India’s early monsoon rainfall has caused widespread damage to vegetable crops across the southwest regions, increasing wholesale prices of tomatoes, onions and greens in recent weeks, according to reports by The Economic Times.  

India Tomato

Wholesale prices of tomatoes in Nashik and Pune have almost doubled in the last month 

“The impact of the damages inflicted on the plants by the heavy rainfall will be seen in the output and prices after three to four weeks,” Ajay Belhekar, a tomato grower from Junnar, Pune told the publication.  
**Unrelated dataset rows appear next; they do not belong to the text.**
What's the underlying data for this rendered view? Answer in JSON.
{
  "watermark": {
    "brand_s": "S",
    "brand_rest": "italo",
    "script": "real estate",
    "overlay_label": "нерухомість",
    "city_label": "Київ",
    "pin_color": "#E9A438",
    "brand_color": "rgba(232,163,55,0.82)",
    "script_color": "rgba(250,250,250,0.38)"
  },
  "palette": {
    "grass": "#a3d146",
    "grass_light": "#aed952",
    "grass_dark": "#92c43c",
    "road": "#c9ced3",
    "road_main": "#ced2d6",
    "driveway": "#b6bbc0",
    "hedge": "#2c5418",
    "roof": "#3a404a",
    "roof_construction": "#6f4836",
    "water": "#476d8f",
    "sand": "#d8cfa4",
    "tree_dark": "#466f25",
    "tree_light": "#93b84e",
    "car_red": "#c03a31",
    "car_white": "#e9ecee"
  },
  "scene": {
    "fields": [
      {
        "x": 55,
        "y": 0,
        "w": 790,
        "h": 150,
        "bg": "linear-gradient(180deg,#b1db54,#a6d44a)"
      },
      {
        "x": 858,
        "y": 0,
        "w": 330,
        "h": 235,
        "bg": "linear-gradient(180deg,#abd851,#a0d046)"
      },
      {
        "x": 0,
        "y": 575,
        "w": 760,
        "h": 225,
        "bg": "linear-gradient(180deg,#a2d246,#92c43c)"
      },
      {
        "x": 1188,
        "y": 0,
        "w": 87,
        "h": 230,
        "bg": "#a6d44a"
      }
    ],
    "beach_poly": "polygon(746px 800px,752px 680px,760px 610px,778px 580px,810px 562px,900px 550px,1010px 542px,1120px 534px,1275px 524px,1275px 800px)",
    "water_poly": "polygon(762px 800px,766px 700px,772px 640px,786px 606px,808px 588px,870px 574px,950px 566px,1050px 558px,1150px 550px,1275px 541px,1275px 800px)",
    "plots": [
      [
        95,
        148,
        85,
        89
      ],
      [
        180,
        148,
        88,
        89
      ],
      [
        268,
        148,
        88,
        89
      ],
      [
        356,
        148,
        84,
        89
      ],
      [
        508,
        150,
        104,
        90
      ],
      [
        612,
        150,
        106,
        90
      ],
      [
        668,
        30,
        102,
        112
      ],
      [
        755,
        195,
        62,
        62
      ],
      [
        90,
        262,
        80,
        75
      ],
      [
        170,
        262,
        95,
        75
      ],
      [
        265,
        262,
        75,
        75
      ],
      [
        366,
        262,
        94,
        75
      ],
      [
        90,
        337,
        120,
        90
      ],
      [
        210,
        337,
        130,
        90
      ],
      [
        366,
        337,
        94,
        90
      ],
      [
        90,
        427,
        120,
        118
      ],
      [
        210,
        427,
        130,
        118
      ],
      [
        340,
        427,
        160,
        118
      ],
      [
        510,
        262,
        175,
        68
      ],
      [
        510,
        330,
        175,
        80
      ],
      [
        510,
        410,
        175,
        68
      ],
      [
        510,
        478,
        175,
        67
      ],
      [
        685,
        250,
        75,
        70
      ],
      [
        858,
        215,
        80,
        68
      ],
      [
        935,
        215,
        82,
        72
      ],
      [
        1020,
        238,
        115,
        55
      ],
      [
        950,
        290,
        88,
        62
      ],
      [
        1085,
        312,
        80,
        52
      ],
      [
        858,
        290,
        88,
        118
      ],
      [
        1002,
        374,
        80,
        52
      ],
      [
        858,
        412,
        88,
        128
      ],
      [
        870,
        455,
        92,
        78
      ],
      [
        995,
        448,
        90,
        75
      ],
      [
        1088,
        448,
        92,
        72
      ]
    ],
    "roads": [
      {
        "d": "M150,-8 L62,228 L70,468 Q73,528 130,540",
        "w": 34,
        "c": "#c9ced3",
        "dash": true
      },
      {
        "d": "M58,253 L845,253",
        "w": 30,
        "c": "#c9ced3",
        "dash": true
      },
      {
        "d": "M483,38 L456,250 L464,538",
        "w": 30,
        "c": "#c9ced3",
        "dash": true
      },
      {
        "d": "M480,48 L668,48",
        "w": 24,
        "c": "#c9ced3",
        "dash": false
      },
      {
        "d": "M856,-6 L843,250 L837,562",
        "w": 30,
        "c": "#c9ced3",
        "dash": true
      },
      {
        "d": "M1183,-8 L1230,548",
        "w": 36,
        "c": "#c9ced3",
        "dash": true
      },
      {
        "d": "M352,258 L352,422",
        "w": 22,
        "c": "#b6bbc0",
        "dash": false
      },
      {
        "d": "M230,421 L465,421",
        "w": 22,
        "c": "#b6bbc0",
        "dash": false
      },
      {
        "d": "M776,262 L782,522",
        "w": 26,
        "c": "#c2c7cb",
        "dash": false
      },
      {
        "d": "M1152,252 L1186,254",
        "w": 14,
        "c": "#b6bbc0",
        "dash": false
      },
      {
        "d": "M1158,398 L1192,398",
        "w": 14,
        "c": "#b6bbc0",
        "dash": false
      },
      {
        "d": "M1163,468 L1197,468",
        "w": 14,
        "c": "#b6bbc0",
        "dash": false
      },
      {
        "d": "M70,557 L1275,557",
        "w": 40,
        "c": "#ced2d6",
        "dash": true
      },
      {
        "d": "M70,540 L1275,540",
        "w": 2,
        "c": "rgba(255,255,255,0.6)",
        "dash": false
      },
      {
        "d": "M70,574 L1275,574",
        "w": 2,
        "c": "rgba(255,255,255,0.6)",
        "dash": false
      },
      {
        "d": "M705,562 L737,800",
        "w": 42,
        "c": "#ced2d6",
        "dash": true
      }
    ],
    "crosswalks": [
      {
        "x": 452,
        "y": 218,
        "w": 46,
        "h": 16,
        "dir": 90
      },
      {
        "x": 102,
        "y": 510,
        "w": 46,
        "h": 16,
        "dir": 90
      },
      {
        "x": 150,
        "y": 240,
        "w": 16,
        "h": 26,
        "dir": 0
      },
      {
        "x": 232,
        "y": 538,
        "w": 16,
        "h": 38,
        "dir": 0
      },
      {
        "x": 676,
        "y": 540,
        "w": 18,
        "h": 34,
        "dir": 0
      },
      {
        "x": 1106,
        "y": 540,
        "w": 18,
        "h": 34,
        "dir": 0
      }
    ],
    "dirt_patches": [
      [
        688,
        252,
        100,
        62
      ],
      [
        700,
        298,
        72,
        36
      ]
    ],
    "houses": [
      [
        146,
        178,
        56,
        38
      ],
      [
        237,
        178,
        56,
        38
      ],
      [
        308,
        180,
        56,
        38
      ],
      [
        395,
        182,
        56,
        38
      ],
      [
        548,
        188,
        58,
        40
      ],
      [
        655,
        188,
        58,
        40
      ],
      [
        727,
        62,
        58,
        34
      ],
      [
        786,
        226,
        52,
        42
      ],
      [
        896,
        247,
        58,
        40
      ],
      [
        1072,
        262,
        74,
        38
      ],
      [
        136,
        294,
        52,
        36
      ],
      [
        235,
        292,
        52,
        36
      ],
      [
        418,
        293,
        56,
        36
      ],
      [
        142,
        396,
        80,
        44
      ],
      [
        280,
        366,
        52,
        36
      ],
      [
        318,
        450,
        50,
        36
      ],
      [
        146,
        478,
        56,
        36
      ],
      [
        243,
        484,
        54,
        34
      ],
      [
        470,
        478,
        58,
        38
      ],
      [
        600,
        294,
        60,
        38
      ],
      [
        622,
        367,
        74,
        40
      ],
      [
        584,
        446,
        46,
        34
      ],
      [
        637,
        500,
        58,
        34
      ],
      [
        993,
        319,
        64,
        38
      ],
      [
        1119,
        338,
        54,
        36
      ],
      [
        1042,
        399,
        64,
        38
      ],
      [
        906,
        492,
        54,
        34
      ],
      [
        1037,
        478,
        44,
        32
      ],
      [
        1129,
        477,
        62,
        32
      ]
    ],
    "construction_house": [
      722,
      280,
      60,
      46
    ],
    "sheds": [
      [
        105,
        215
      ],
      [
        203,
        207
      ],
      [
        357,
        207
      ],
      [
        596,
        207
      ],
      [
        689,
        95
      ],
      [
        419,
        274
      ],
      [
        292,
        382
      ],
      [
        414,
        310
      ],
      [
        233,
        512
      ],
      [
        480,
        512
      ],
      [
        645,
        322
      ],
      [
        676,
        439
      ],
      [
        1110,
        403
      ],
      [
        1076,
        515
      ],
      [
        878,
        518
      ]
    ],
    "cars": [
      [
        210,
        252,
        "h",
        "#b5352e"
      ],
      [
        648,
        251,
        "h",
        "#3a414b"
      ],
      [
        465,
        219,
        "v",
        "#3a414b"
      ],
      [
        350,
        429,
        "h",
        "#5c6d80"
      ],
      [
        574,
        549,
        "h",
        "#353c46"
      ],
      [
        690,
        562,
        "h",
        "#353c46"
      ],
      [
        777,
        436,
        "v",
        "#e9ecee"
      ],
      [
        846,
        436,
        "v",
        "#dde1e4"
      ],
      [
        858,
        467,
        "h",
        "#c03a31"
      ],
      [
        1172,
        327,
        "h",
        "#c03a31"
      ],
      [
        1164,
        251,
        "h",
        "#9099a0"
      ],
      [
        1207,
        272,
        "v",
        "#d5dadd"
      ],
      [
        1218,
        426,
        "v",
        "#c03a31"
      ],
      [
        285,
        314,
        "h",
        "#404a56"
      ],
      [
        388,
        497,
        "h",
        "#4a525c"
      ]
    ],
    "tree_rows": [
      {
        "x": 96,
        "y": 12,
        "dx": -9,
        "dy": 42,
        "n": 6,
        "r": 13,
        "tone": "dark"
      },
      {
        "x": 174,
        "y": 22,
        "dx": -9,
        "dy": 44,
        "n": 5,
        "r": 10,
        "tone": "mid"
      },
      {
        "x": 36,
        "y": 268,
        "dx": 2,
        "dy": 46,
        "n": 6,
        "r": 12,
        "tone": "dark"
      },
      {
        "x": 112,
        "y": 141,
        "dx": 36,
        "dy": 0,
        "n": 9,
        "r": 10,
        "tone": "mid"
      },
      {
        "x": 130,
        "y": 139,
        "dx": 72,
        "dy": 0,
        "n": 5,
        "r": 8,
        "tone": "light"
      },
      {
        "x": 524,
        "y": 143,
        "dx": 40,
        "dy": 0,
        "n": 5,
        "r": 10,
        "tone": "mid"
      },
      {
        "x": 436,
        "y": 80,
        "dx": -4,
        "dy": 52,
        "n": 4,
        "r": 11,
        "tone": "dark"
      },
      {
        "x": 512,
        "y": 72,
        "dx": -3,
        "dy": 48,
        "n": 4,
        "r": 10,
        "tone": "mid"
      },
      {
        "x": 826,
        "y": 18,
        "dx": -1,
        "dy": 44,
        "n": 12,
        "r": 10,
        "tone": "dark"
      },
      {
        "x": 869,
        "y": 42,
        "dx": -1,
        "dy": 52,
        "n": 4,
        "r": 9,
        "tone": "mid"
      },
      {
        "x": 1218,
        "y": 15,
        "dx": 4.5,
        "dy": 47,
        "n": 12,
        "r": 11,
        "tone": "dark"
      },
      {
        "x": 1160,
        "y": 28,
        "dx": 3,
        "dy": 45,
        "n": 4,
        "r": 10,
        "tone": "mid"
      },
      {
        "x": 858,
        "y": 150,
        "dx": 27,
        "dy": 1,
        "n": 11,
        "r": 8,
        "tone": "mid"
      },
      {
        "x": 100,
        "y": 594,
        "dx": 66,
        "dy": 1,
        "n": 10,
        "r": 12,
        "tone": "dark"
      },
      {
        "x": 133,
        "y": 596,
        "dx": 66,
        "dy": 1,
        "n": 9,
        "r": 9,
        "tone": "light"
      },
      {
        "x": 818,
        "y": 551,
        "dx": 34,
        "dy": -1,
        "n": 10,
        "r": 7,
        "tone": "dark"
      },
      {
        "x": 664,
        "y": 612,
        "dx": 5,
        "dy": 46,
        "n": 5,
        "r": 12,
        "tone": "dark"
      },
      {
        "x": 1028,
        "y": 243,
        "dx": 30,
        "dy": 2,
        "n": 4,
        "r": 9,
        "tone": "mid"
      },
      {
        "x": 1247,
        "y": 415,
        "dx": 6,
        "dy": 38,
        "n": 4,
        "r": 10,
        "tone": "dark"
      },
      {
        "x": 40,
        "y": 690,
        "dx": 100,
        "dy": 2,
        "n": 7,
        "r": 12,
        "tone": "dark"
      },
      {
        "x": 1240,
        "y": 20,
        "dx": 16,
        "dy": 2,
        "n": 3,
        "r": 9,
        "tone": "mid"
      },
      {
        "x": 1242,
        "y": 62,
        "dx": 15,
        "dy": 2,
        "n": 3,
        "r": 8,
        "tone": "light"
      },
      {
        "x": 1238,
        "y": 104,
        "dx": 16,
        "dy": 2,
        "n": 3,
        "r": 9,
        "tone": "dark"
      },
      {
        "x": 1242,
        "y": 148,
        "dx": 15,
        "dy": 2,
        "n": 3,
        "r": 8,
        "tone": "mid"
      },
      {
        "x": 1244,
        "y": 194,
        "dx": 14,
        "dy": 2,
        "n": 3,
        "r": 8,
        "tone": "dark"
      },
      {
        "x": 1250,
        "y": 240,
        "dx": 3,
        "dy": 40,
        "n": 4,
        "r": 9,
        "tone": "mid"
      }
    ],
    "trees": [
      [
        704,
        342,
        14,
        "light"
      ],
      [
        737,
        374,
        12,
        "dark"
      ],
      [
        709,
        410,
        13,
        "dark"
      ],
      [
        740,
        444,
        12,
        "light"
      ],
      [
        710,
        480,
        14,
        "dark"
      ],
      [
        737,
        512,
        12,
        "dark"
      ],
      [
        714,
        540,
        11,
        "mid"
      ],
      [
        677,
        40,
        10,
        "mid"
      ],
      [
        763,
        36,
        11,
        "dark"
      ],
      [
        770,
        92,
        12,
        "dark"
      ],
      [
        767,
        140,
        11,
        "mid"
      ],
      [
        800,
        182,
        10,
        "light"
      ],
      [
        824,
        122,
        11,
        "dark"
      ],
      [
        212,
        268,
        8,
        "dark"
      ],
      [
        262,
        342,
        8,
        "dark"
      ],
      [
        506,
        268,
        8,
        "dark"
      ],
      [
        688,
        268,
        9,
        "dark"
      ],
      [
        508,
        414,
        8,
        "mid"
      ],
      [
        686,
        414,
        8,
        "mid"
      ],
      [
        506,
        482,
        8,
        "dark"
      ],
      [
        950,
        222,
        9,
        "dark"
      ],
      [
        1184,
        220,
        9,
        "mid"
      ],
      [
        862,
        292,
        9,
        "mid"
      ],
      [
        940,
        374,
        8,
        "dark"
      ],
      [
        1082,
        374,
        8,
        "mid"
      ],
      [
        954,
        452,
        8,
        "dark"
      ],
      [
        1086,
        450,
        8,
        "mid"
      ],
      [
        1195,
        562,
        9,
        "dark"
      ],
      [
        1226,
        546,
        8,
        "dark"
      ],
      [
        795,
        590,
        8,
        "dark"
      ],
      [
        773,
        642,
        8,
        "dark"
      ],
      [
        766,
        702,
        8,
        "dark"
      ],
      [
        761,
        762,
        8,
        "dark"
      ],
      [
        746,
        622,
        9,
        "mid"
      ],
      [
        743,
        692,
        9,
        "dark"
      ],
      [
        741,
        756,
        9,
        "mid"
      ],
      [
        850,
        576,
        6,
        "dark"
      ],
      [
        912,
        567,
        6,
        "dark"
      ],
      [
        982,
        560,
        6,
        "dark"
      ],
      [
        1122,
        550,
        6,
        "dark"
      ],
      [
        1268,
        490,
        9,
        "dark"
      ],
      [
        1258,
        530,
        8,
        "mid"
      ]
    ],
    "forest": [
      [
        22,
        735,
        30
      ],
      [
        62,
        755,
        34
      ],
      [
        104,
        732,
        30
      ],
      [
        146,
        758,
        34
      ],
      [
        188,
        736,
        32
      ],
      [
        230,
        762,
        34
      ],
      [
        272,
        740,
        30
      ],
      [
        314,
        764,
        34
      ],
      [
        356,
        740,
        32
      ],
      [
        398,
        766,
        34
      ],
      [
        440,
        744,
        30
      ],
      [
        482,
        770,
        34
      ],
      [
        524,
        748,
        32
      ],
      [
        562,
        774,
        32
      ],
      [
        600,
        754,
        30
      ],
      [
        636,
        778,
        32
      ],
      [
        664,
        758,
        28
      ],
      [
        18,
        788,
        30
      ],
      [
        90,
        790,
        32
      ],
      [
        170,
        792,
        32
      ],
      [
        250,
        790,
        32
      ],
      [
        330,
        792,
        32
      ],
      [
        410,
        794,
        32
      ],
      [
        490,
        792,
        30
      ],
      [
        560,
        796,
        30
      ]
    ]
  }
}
According to data from Agmarknet, prices of tomatoes have increased by 10-25 per cent in Andhra Pradesh, Gujarat, Karnataka and Maharashtra in the past week. However, at the wholesale markets in Nashik and Pune, tomato prices have almost doubled in the last month.  

Prices of leafy greens including methi, spinach and coriander have also increased by 12-16 per cent.  

Onion-growing regions in Maharashtra, including Nashik and Pune, have also experienced heavy pre-monsoon rainfall since early May damaging large quantities of crops.  

“Unseasonal rains have lashed onion-growing districts of Dhule, Nashik, Ahilyanagar, Chhatrapati Sambhajinagar, Pune, Solapur, Beed, Dharashiv, Akola, Jalna, Buldhana, and Jalgaon,” Bharat Dighole, founder-president of the Maharashtra State Onion Producers Farmers Association told Press Trust of India. “Prices were already down and have further slumped due to the unseasonal rains.”  

The down pour has affected both harvested onions stored in open fields and standing crops still awaiting harvest.